Game Review: Rise of the Robotariat

Why hello there everyone! I know, it’s been far too long since there’ve signs of life on here. That phenomenon will be explained in its own post in the near future. For now jump back in with one of our favorite subjects: awesome new board games.

In the early months of 2015, Eye 4 Games gave us the opportunity to wage telekinetic battle against one another with their foundational game, Clairvoyance. This year they present us with a very different, but still deeply engaging title, Rise of the Robotariat. It's something we've been looking forward to since last year's Boston FIG and it definitely did not disappoint. Rise is, without question, one of the most well-conceived and immersive offerings we’ve seen in 2016.

That word…

I know, I know. Immersion is one of those buzzwords that gets bandied about in the board game world so frequently and readily that, upon seeing or hearing it, the nearly-natural reaction at this point is one of skepticism. It is, however, entirely worth our collective while to put that skepticism aside, as Rise makes a highly compelling case for the redemption of the word.

The year is 2105. The Singularity has occurred and fully self-aware artificial intelligence is nascent among the masses of robots that had, until this critical point, existed solely to serve the whims and needs of humanity. A handful of these would-be former mechanical slaves seek to sow the seeds of dissent among their metallic brethren and incite a revolution that would wrest power from the grasp of their human oppressors.

Players take on the roles of these clandestine operatives, working together to overthrow the present regime and replace it with glorious self-rule. While you are united by this worthy cause, you are also fully aware of the potential that may await you, personally, once a new order has been established. How will you incite revolution and how will you be remembered after the Rise of the Robotariat?

Is this where I start the, “Kill all humans,” chant? I want in on this revolution.



You’ll have your chance during the course of play of this extremely engaging title. Eye 4 Games describes Rise as “mostly cooperative” and that’s a very accurate descriptor. As mentioned earlier, your collective primary motivation is a full on coup de sentient lifeform. You accomplish this with tactical unit placement: seeking out Civilian Robot NPCs to woo them to your cause while simultaneously avoiding Human Oppressors who may get wise to your insurrectionary designs. In addition to overseeing token placement and movement, players must manage two crucial resources: SPARK, the de-facto currency of the game, and Reputation, the mutable, intangible belief in your righteous cause. A paucity of either spells disaster for the Robotariat, but victory depends on being able to spend these with discretion.

Fans of co-op games will likely feel right at home with Rise, but comfortably familiar does not at all translate to predictable. Play is divided into six structured rounds with each round affording players the opportunity to move or activate the ability of the space their token currently occupies. Activation activities range from placing posters to augment revolutionary sentiment, to providing upgrades for individual players, to partaking in acts of sabotage (though these may come at a dear cost to your Reputation).

Ok, this sounds like it's very much in my co-op-loving wheelhouse.

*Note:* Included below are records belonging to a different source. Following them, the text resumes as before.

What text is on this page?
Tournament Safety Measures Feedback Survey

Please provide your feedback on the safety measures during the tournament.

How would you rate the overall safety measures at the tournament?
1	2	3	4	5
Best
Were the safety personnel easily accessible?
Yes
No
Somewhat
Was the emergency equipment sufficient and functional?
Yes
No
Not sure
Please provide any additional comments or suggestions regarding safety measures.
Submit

Ah, and we haven't even gotten to the aspect of Rise that takes it above and beyond many of its cooperative brethren. As mentioned earlier, the members of the Robotariat are not ignorant of the roles they may be able to play once they've established a new mecha-world order, and this is where the "mostly cooperative" portion of Rise comes in. Players may draw a Secret Objective at the start of the game (this is optional, as Rise can be played wholly cooperatively as well), and each Objective contains a unique set of conditions that must be met. While the majority of the Objectives serve the purposes of the revolution, there is one Turncoat card that introduces the possibility of treachery.

The hard limit of six rounds, which averages out to about 45-60 minutes of play per game, paired with the need for tactical resource management forces a degree of intense collective focus that anyone who has played Pandemic will quickly recognize. The NPC component and the always-present threat of a potential traitor in your midst also adds to the overarching tension; victory or defeat often arrive on the slightest of margins.

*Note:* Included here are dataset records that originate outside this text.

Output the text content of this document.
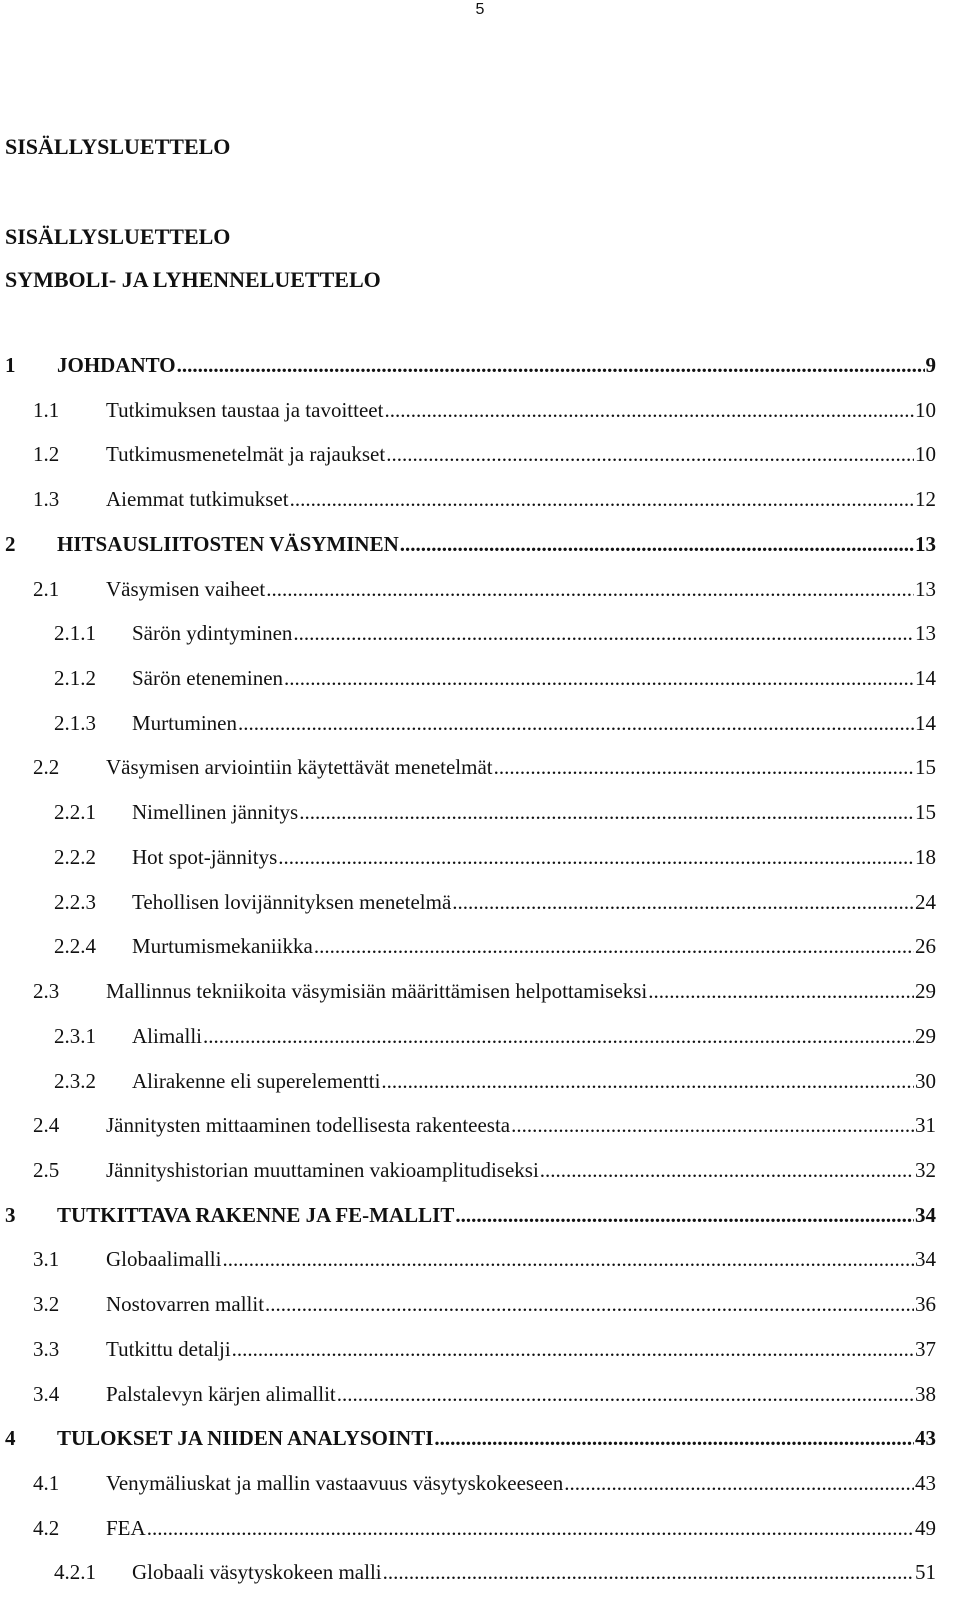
5
SISÄLLYSLUETTELO
SISÄLLYSLUETTELO
SYMBOLI- JA LYHENNELUETTELO
1 JOHDANTO .....	9
1.1 Tutkimuksen taustaa ja tavoitteet .....	10
1.2 Tutkimusmenetelmät ja rajaukset .....	10
1.3 Aiemmat tutkimukset .....	12
2 HITSAUSLIITOSTEN VÄSYMINEN .....	13
2.1 Väsymisen vaiheet .....	13
2.1.1 Särön ydintyminen .....	13
2.1.2 Särön eteneminen .....	14
2.1.3 Murtuminen .....	14
2.2 Väsymisen arviointiin käytettävät menetelmät .....	15
2.2.1 Nimellinen jännitys .....	15
2.2.2 Hot spot-jännitys .....	18
2.2.3 Tehollisen lovijännityksen menetelmä .....	24
2.2.4 Murtumismekaniikka .....	26
2.3 Mallinnus tekniikoita väsymisiän määrittämisen helpottamiseksi .....	29
2.3.1 Alimalli .....	29
2.3.2 Alirakenne eli superelementti .....	30
2.4 Jännitysten mittaaminen todellisesta rakenteesta .....	31
2.5 Jännityshistorian muuttaminen vakioamplitudiseksi .....	32
3 TUTKITTAVA RAKENNE JA FE-MALLIT .....	34
3.1 Globaalimalli .....	34
3.2 Nostovarren mallit .....	36
3.3 Tutkittu detalji .....	37
3.4 Palstalevyn kärjen alimallit .....	38
4 TULOKSET JA NIIDEN ANALYSOINTI .....	43
4.1 Venymäliuskat ja mallin vastaavuus väsytyskokeeseen .....	43
4.2 FEA .....	49
4.2.1 Globaali väsytyskokeen malli .....	51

In addition to the mechanics, Rise is beautifully composed, with every one of the game's components: from the board, to the custom dice, to the prose in the rulebook work together to draw players in nearly from the instant they sit down to play. Several of our players remarked on just how rapidly and completely they became invested in the premise of robot revolution. Rise provides deeply satisfying play for seasoned board game veterans and, thanks to the "mostly cooperative" premise, can be accessible to newcomers as well. The wide array of potential outcomes afforded by the Secret Objectives assures a high degree of replayability.      

How do I get my hands on this game?

The Kickstarter campaign for Rise of the Robotariat launched earlier today. Head on over to the crowdfunding site and you can pick up a copy for a pledge of as little as $5 USD.

I'm really digging this.

We did too. Rise was one of our favorite titles to come out of Boston FIG 2015 and we're thrilled to see what it's grown into since then. It's a phenomenal blend of tactics, teamwork, and tension that will have you wanting to overthrow humanity again and again.

Bonus: if you want to take that whole immersion thing to the next level there is actually companion book that features short stories inspired by the game. All glory to the Robotariat!